林漾看向舞臺中央,在他还没想好自己亲眼看见舞臺上的防弹是什么样子的时候,他们就已经出现在了聚光灯倾泻的光柱之中。
和前两天随意穿着私服、带着鸭舌帽就在某个饭点包厢里和旧友见面的大男孩儿不同,舞臺上的七个人就像是天生拥有发光、闪耀的能力,他们轻而易举地俘获了所有人的註视和期待,举手投足之间已然有了一呼百应的自信。
林漾是在这一刻重新感受到血液里的什么东西开始重新燃烧了起来!
可下一秒,耳边震耳发聩的应援声就将他拉回了现实——
人生之中能够引起重大改变、重要转折的机会通常很少,错过了一个,很可能余生都碰不到第二个。而从小到大都不怎么幸运的林漾,他不觉得自己还能遇到合适的机会。

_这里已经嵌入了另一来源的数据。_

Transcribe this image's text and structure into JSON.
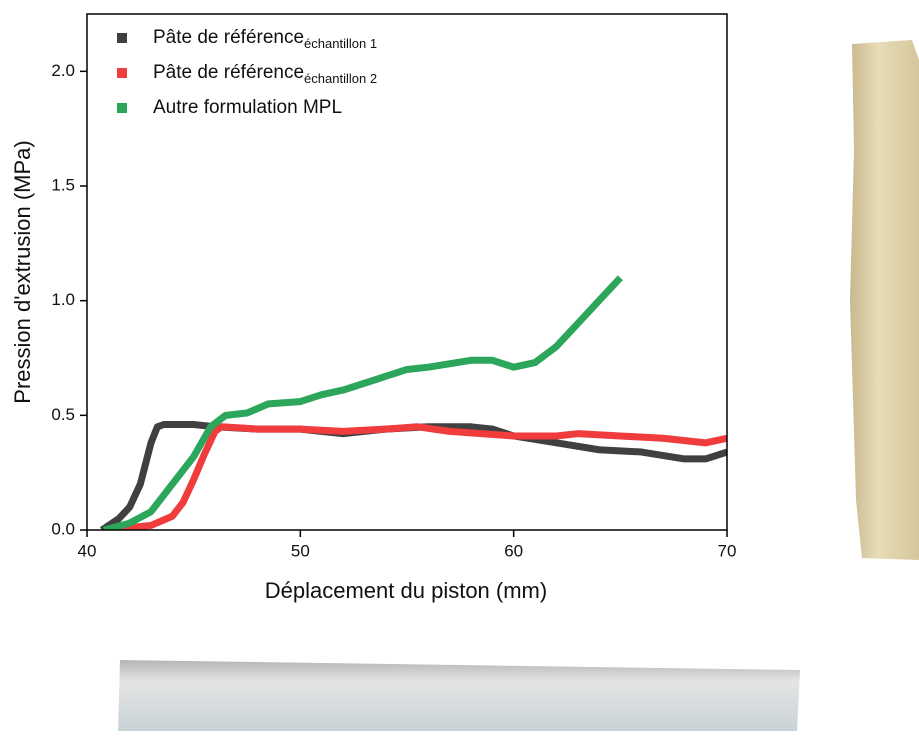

十三岁不到开始当练习生在韩国不算稀奇,甚至连十四五岁出道都不是罕见的。所以林漾更加清楚,如果以十八岁的年纪、重新回到那个定位,意味着什么。
来不及了。
无数个声音在林漾的脑子里来来回回的重迭着,或是笑或者哭,或是毫无波澜或是竭嘶底里,统统都在向他重覆一件事:
他如果也想要站在这样的舞臺上,已经来不及了。
林漾在这一刻对臺上的七个男孩子感到了抱歉,他们的血汗已经浇灌出了花朵,而自己的根早已经烂在最开始的地方。
不知道是用怎么样的心情看完了前两个舞臺,周围的女孩子一刻不停地跟着应援,一点儿也没为林漾的“不合群”而感到奇怪。
他握着隔壁女孩儿给的扇子,稍微低一点儿头过去就能看到一侧的延展舞臺和大半个侧面的主舞臺,在第三首舞曲带来时,终于开始小幅度地跟着动了起来。
只是林漾刚刚进入状态,防弹七名成员就在三首连唱之后进入了短暂的talk环节。
这是调节现场节奏的手段之一,也是成员们用来缓存体力、恢覆状态的暂休期。
成员们挨个儿自我介绍之后,由年长的三位成员以及队长把控谈话方向,通过短暂而有效的简单互动,稳住了舞曲之后所有观众尚未褪去的热情。
在这个时候,林漾对这几位哥的认知得到了很大程度上的刷新。